Jerusalem or Tel Aviv as Capital? It’s still a defining issue
Kapiti Independent correspondent Tom Aitken has just returned to London after a visit to Israel. Here’s his second report:
Snow in the Holy CityBy Tom Aitken
During past days 110kph winds have swept across Israel, uprooting trees, taking out power lines, halting buses and closing schools.
Two to three inches of snow have fallen in Jerusalem. Some pranksters have built a snowman on a rooftop and dressed it in Orthodox black hat, scarf and overcoat.
Mount Hermon had twenty inches. The locals in the Golan are rejoicing––such conditions usually attract tourists.
Since Jerusalem and Tel Aviv are the two largest cities to be affected, the weather provides a lead in for a discussion of the roles they each play. This is a matter which divides opinion within Israel and externally.
Tel Aviv — Capital after independence
Tel Aviv was the capital for a period following the Declaration of Independence. But since then, in the eyes of the Israeli government and people, Jerusalem has had that status under Israeli law. The president lives there, within a short distance of government offices, supreme court and parliament (Knesset).
But so far as the UN is concerned,
Tel Aviv remains the capital, because much of eastern Jerusalem is Palestinian territory (as, also, is nearby Bethlehem). Jerusalem is not therefore a wholly Jewish city.
This issue is complicated, you will not be surprised to read, by the Palestinian expectation that when, finally, agreement is reached, East Jerusalem will become the capital of the Palestinian state.

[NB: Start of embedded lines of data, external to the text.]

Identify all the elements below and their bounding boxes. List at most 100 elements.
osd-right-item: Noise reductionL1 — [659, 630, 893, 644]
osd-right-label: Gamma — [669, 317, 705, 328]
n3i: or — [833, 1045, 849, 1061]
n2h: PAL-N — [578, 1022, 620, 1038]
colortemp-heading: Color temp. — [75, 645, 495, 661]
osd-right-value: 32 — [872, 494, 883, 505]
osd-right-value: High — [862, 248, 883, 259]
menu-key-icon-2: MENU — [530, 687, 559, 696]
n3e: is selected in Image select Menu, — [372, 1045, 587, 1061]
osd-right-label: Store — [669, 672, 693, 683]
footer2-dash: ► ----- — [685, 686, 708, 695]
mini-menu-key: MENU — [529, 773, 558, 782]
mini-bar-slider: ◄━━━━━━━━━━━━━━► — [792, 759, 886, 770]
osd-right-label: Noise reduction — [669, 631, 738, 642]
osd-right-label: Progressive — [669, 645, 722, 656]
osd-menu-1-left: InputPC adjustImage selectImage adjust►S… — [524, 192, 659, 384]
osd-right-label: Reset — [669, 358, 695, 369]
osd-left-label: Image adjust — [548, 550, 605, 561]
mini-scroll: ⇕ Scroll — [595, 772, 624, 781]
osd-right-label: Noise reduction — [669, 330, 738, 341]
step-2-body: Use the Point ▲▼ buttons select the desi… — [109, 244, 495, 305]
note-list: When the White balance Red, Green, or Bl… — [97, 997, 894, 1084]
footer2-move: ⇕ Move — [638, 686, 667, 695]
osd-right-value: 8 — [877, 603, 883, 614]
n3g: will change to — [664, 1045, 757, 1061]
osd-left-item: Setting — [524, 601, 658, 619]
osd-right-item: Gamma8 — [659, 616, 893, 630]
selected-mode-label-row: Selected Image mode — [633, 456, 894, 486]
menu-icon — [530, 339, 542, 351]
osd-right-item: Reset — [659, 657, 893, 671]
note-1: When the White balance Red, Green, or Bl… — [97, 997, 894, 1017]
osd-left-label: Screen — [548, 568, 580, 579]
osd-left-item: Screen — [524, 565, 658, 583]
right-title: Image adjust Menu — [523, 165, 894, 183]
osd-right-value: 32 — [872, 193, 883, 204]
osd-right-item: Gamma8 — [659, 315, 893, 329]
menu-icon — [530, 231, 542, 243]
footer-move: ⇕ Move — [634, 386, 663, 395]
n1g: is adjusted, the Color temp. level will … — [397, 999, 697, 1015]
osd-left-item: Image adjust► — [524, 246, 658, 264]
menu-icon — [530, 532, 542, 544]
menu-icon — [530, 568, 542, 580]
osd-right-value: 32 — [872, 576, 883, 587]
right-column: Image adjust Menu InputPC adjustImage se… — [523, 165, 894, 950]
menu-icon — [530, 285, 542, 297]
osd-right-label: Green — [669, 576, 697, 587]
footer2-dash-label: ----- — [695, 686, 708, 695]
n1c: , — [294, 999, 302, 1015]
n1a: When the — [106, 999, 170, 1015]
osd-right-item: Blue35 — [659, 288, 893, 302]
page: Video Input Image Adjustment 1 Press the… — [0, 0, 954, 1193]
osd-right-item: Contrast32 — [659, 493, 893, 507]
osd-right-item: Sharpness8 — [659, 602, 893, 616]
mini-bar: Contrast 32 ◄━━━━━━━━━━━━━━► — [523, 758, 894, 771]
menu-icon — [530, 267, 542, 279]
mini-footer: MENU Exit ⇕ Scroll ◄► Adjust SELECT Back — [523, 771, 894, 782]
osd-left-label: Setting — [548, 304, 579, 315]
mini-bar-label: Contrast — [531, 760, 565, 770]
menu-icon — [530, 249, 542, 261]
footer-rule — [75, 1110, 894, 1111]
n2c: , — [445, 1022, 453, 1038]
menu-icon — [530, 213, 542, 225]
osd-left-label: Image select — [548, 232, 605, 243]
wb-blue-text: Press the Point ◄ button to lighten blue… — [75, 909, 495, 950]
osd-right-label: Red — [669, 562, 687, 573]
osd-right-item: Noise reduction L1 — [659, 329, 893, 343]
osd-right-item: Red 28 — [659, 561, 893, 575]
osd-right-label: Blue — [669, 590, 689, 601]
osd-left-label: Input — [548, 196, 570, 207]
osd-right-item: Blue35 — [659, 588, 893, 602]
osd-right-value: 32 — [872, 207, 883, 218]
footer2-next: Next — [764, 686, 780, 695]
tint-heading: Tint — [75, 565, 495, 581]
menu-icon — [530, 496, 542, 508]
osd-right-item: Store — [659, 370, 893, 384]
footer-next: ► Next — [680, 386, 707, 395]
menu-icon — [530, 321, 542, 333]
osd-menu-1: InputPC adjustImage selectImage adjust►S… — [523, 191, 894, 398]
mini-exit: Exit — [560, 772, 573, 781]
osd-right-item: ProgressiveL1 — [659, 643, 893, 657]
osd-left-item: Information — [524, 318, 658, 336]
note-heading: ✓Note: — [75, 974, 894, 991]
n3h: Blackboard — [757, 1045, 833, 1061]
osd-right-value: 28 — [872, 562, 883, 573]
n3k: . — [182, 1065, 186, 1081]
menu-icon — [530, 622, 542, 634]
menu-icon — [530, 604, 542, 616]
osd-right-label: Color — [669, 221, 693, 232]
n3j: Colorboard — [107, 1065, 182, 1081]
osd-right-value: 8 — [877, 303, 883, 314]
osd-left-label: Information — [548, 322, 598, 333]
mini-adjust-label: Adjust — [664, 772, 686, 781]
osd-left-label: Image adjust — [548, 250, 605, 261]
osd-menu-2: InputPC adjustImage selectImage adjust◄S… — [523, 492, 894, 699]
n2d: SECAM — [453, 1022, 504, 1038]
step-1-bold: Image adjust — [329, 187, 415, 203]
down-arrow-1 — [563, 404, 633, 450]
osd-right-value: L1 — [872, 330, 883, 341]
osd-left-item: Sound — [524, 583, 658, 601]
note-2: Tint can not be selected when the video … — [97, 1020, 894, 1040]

It seems obvious, to an outsider, that most Westerners would prefer to conduct their business with Israel in Tel Aviv. It is essentially a western city, determinedly secular. It enjoys a strenuous nightlife. The group we were with was told that international men’s basketball players have voted it their favourite Mediterranean city. Say no more!
It also has an attractive waterfront––miles and miles of beach.
Jerusalem, by contrast, is a hardly-at-all modified middle-eastern city. The walls around the old city still stand. It is short on skyscrapers. The tallest tower in the city, I understand (and I have been up it), belongs to––wait for it––the YMCA, which opened opposite the King David Hotel in 1933.
The taxi drivers apparently refuse to display rates per distance travelled, preferring to charge whatever they think the market will bear. (Have a savvy, flinty-hearted Jewish friend with you to do the bargaining).
Tel Aviv, I should mention, is not entirely modern. These days in incorporates the old Palestinian town of Jaffa (earlier known as Joppa). This retains a number of older buildings and, being on a hill, offers good views over its modernity.
Tel Aviv, indeed, was a breakaway town, founded in 1910 by Jews from Jaffa who felt they would be better off making a town out in the sand dunes than they were under Palestinian law. They turned out to be right.
An odd quirk of its history is that it has more Bauhaus buildings than any other city in the world. Bauhaus was a school of art and design in Weimar Republic Germany, which aimed to establish a working relationship between design & industrial techniques and to breakdown the distinction between ‘fine’ and ‘applied’ arts. It was communal rather than individualistic and many of its members were Jewish.
Bauhaus victims of Hitler
This was doubtless why one of Hitler’s first acts after achieving power in 1933 was to close it down. A number of its members fled to Tel Aviv. There they built numerous apartment blocks, many of them still in use. Israel’s National Theatre, in Habima Square, shows strong Bauhaus influence.
An expert local guide took us walking along Rothschild Avenue to see a number of these buildings. Originally, the apartment blocks all had flat roofs. Some have been modified lately, for very practical reasons.
The blocks are occupied by owners, not renters. The local authority does not provide financial assistance for renovation work. The owners, therefore, jointly sell the block’s flat roof to someone who wants to live there. He builds on top and the occupants use his payment to renovate their own dwellings.
Herod the Great’s port
After that we looked at Caesarea Maritima, where we saw the extensive remains of a project magnificent and outrageous even by the standards of its originator, Herod the Great.
Jewish Palestine, he decided, needed a port large enough to receive the largest ships of his day. Its long, predominately straight coast did not provide one. Joppa and Acre, were nowhere near big enough. Very well: he would remedy the deficiency by building an artificial harbour, a palace, a theatre and a hippodrome.
It was from here that the Roman Prefect Pilate travelled up to Jerusalem to find himself dealing with the problem of Jesus, and, later, that Paul travelled to Rome to appear before Caesar.